Philippe Séro-Guillaume & Philippe Geneste

À bas la grammaire (à paraître)

Pour un apprentissage créatif du language

à paraître en octobre 2024

Couverture : impression typographique rouge et ocre sur Keaykolour lin avec un dessin de Philippe Séro-Guillaume. Intérieur : impression numérique sur papier bouffant avec des travaux d’élèves. Dos-carré-collé.

152 pages, format 16 x 22 cm

ISBN : 2-914363-32-X, 22 euros

 DOSSIER DE PRESSE

 AGENDA


Ce livre, sous titré Pour un apprentissage créatif du langage, se présente sous la forme d’un dialogue entre deux « Philippe » qui partagent ici leurs expériences et leurs recherches sur l’apprentissage de la langue.

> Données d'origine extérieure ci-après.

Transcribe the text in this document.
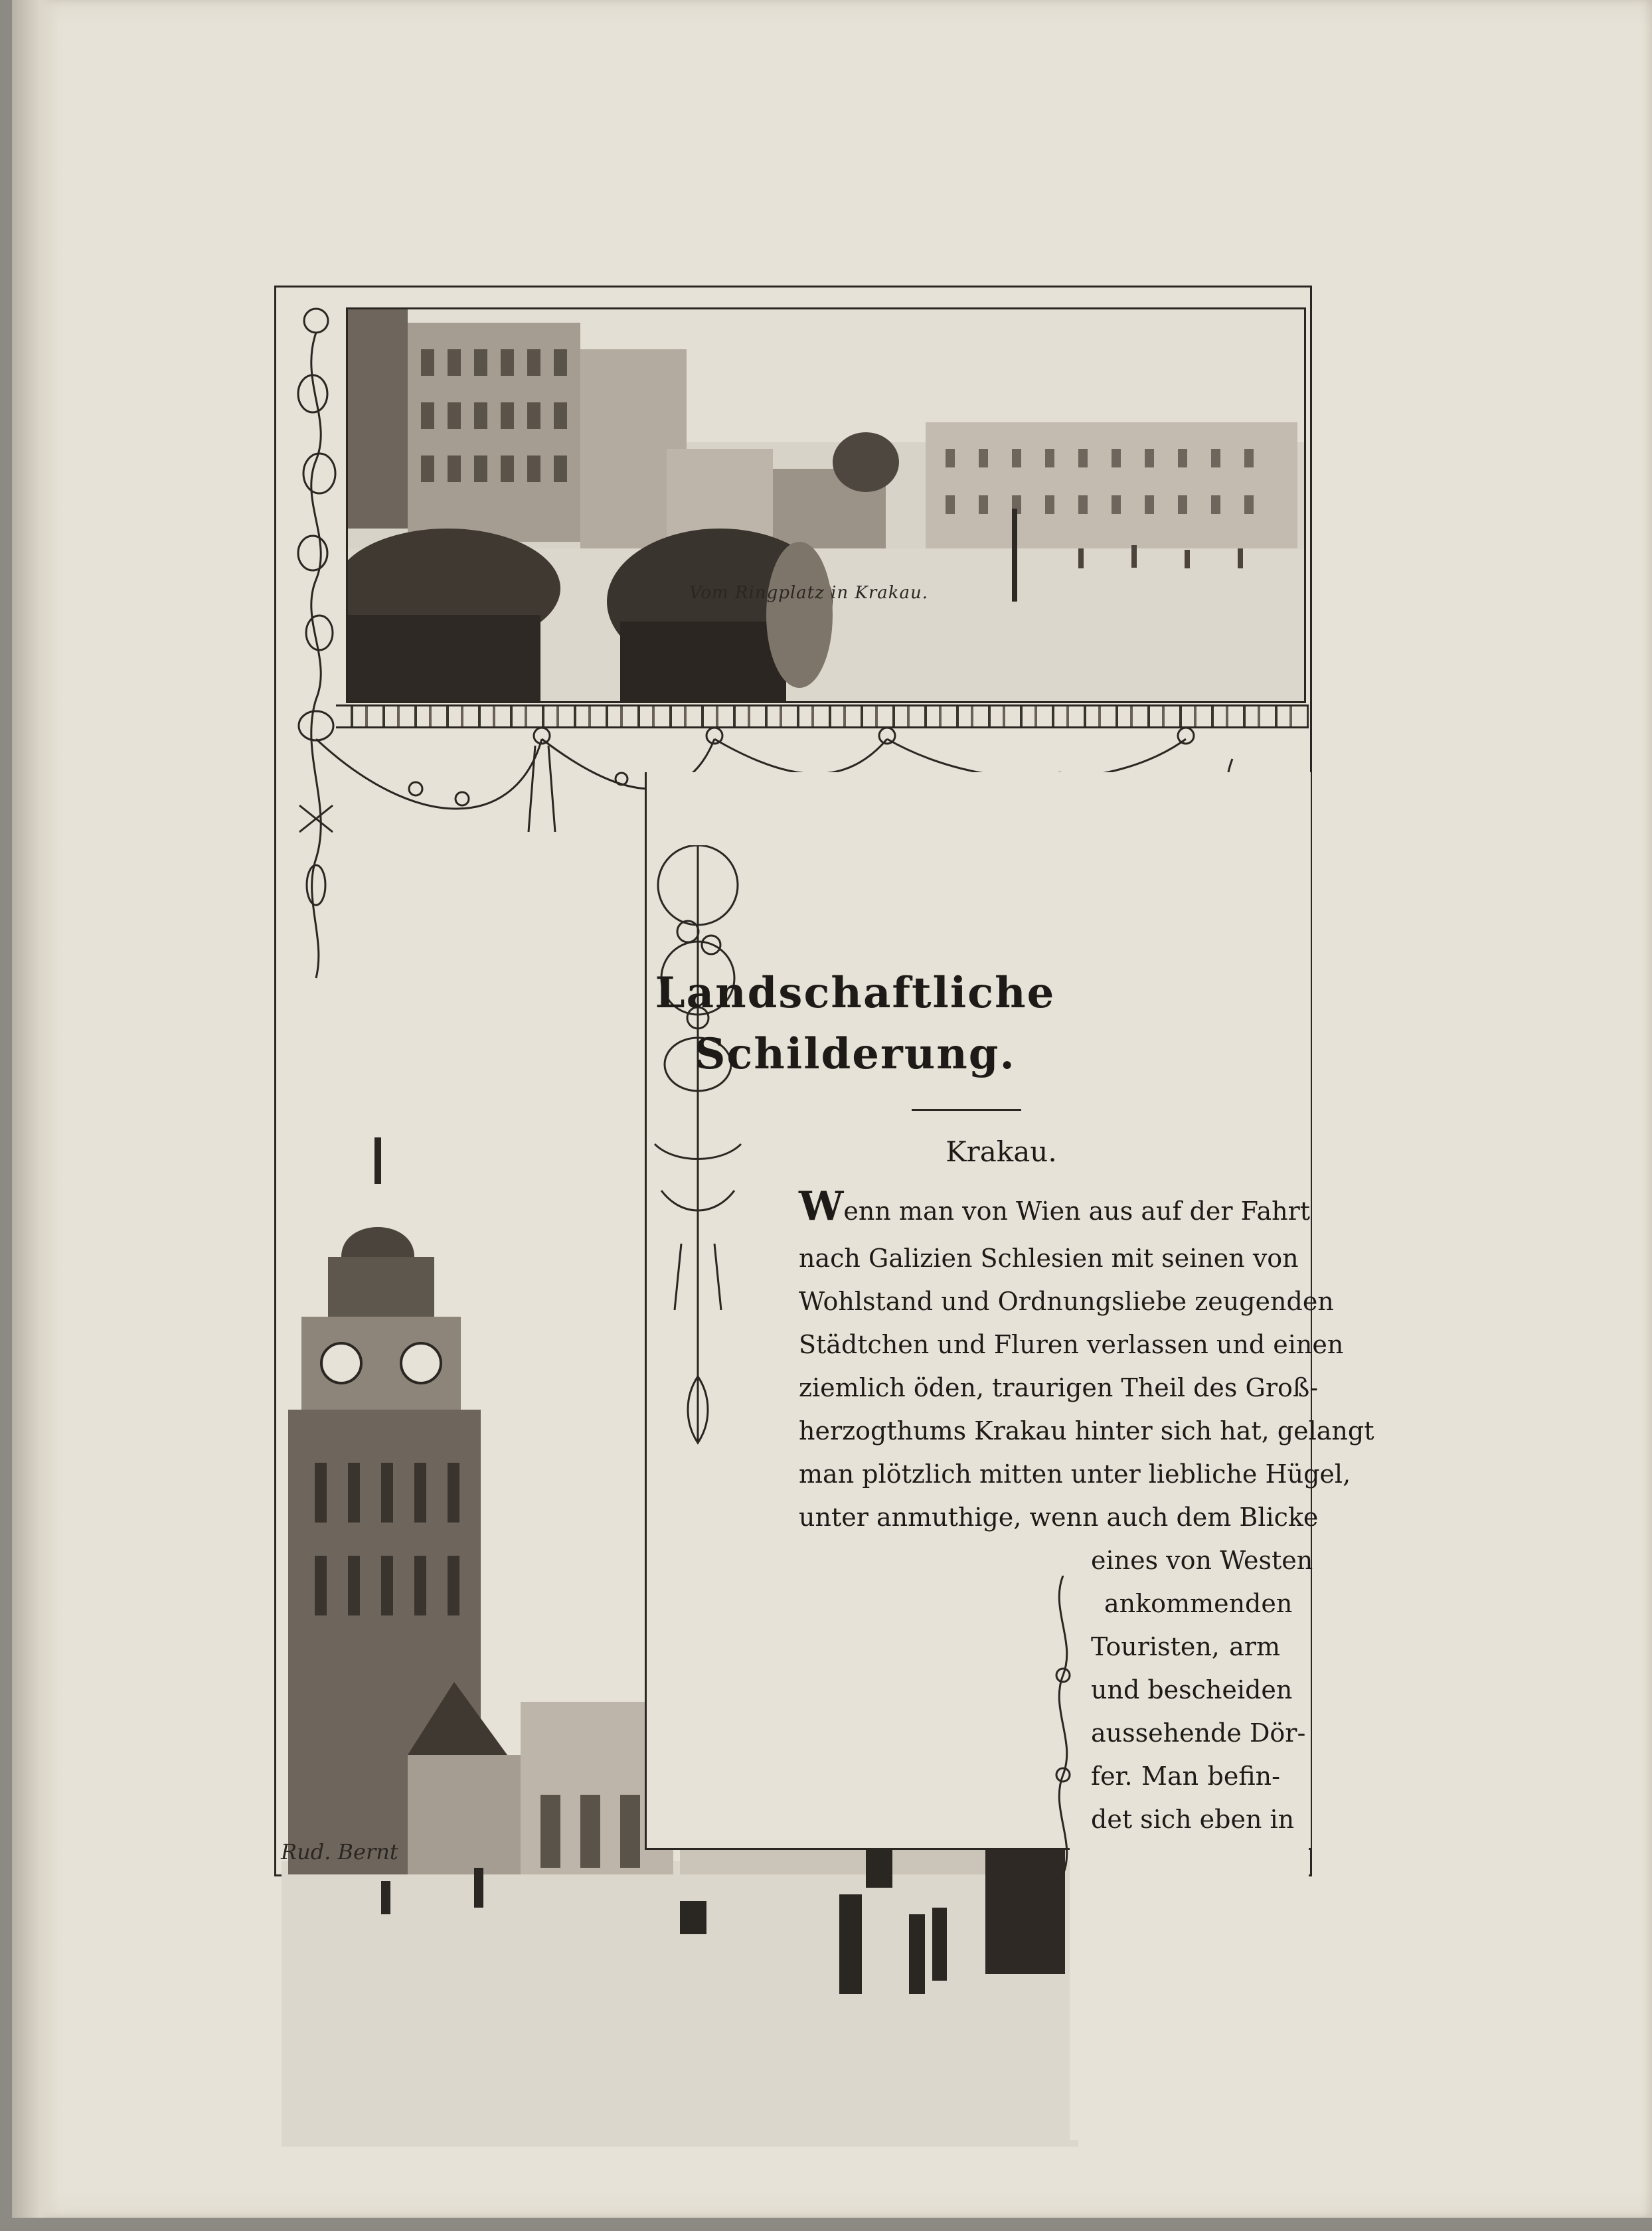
Vom Ringplatz in Krakau.
Landschaftliche
Schilderung.
Krakau.
Wenn man von Wien aus auf der Fahrt
nach Galizien Schlesien mit seinen von
Wohlstand und Ordnungsliebe zeugenden
Städtchen und Fluren verlassen und einen
ziemlich öden, traurigen Theil des Groß-
herzogthums Krakau hinter sich hat, gelangt
man plötzlich mitten unter liebliche Hügel,
unter anmuthige, wenn auch dem Blicke
eines von Westen
ankommenden
Touristen, arm
und bescheiden
aussehende Dör-
fer. Man befin-
det sich eben in
Rud. Bernt
101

Qui aurait l’idée saugrenue d’enseigner d’entrée de jeu la perspective à de tout jeunes enfants pour les initier au dessin ? C’est pourtant s’agissant du langage, ce que fait l’école en enseignant trop précocement la grammaire.
C’est ce constat qui a poussé deux praticiens et chercheurs à persévérer – contre le cours des politiques de l’éducation nationale et de l’enseignement du français – à proposer un apprentissage créatif du langage.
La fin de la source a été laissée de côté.